More than 4000 chemicals in tobacco smoke also damage collagen and elastin, which are fibres that give your skin its strength and elasticity so skin begins to sag and wrinkle prematurely because of smoking.
Smoking has unpleasant temporary cutaneous and mucosal effects such as temporary yellowing of fingers and fingernails, discoloured teeth and black hairy tongue, facial wrinkles and furrows, baggy eyelids and slack jawline, uneven skin colouring: greyish, yellow with prominent blood vessels and dry skin.
How it can be prevented?
- Stop smoking.
- Wash face and body with mild, moisturizing soaps or liquid cleansers to limit dryness, and to avoid wrinkles.
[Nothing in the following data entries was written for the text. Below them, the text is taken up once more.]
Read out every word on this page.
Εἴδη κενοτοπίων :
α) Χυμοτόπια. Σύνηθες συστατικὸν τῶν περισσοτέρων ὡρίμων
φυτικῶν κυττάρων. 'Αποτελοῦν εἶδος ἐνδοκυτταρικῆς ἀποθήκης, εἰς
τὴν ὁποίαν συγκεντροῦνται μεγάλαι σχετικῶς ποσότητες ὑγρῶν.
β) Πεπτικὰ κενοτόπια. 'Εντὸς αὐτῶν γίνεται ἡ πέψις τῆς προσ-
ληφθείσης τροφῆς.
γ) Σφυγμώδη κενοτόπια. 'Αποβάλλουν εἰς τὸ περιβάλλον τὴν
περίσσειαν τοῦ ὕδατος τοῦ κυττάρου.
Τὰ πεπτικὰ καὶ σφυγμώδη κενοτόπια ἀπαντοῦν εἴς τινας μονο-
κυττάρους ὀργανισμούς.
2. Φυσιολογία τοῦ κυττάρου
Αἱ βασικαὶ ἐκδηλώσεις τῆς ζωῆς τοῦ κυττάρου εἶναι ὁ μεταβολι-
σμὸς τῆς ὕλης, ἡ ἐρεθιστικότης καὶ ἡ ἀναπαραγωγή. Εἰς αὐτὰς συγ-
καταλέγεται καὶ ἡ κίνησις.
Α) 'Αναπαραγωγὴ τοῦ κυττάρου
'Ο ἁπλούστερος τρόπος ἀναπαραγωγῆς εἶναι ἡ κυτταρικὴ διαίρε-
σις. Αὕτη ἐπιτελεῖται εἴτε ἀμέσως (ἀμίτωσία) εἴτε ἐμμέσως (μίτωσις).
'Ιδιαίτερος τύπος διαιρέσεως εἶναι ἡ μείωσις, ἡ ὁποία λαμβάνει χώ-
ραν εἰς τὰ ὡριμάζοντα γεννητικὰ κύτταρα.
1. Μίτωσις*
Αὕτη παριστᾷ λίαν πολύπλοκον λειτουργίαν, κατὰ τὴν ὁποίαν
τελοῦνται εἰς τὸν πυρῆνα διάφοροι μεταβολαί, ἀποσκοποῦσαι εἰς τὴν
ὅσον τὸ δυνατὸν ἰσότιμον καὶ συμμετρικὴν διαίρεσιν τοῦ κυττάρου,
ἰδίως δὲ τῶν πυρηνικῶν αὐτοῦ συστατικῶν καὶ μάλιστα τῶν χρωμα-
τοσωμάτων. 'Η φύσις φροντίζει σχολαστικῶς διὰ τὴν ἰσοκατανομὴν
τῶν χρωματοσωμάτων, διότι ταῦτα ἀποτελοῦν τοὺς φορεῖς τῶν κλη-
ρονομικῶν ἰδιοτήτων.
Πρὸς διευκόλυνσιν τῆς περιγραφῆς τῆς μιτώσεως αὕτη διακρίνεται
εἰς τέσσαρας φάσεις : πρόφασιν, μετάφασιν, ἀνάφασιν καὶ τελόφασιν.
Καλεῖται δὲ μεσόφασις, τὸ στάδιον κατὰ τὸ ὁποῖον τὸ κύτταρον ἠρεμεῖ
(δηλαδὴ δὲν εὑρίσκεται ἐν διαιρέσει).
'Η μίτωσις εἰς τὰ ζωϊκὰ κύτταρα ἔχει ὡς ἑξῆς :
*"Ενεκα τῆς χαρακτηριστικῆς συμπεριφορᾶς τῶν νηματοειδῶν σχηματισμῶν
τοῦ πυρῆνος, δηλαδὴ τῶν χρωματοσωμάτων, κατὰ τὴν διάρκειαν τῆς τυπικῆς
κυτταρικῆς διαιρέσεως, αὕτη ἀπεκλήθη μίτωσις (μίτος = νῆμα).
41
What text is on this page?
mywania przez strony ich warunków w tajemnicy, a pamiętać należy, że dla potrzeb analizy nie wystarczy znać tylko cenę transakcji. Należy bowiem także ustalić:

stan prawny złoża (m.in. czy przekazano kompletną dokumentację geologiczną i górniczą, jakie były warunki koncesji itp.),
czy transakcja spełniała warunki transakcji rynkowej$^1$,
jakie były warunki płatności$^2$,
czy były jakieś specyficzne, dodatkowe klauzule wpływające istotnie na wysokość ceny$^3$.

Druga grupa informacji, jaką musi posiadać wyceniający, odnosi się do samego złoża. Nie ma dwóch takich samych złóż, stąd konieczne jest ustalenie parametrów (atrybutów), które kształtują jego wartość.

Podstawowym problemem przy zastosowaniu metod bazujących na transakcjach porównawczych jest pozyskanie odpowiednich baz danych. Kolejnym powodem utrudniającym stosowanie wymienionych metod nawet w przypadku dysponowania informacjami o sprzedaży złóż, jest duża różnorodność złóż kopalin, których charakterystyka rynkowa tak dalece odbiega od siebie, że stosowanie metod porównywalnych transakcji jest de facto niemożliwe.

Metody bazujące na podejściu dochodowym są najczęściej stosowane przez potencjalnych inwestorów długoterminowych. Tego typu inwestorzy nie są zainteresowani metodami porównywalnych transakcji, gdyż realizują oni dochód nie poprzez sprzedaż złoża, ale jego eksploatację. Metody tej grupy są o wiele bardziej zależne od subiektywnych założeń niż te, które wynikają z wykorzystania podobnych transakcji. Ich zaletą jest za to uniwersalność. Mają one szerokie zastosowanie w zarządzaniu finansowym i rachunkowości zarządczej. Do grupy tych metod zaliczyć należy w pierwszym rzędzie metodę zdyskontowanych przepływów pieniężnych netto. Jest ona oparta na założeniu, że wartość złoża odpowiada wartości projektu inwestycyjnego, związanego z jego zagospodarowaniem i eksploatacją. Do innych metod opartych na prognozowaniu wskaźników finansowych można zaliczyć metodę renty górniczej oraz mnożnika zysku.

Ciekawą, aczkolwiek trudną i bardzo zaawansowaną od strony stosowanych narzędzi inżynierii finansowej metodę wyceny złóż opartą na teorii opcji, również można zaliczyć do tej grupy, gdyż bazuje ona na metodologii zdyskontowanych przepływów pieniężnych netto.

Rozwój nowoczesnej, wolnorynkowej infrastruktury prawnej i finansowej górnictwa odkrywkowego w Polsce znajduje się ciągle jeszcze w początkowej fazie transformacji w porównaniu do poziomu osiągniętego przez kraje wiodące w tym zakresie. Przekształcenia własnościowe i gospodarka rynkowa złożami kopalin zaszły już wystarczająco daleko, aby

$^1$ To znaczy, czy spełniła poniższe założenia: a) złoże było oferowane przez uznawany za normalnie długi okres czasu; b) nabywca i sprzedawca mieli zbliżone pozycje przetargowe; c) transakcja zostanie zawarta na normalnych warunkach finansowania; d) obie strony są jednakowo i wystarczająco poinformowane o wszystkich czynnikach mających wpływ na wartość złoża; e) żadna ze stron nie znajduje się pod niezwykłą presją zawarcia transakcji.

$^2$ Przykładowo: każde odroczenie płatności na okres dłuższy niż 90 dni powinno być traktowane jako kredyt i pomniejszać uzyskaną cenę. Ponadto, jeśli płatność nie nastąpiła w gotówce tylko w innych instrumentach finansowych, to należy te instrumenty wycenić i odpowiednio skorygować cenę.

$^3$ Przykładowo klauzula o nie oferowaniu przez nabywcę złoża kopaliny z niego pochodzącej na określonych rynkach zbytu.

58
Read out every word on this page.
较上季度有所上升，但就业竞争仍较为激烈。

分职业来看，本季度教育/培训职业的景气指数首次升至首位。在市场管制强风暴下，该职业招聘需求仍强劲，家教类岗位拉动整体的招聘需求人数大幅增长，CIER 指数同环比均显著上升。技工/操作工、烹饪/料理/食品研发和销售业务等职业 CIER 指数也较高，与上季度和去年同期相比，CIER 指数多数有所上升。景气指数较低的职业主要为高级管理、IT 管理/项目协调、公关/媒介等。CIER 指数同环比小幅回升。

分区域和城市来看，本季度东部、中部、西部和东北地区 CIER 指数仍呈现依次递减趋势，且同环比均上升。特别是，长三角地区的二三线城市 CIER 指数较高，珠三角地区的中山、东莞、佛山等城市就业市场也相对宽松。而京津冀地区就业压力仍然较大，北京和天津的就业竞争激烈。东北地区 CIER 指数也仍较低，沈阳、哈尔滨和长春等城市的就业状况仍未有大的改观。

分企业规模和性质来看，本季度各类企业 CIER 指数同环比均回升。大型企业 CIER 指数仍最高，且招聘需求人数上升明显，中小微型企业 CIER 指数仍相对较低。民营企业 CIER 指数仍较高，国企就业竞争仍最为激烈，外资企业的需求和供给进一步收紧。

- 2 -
- Moisturize your skin while it’s still damp with a coenzyme Q10 cream or gel. It contains antioxidant which protect our skin from substances that broke down collagen.
- Apply Vitamin E, it reduces depth of wrinkles.
- Vitamin C rich foods such as oranges, grapefruits, papayas and red bell peppers, they are building block of collagen and is also a potent antioxidant.
- Apply a broad spectrum sunscreen at least 20 minutes before you go outdoors as Sun exposure is the leading cause of wrinkles.
Smoking and Wound Healing
Smoking increases the risk of wound infection, graft or flap failure, death of tissue and blood clot formation and delays risk of wound healing, including skin injuries and surgical wounds.
Smoking contributes to the development and persistence of leg ulcers, particularly arterial ulcers, diabetic foot ulcers and calciphylaxis.
“Smoking cigarettes doubles the risk of developing a type of skin cancer called squamous cell carcinoma and risk of oral leukoplakia, compared to non-smokers. 75% of cases of oral cancer and lip cancer occur in smokers.”
“Smokers usually die about 13 to 14 years early than non-smokers. Smoking increases your chances of having panic attacks, anxiety disorders, and depression. These conditions indirectly influence the health of your skin.”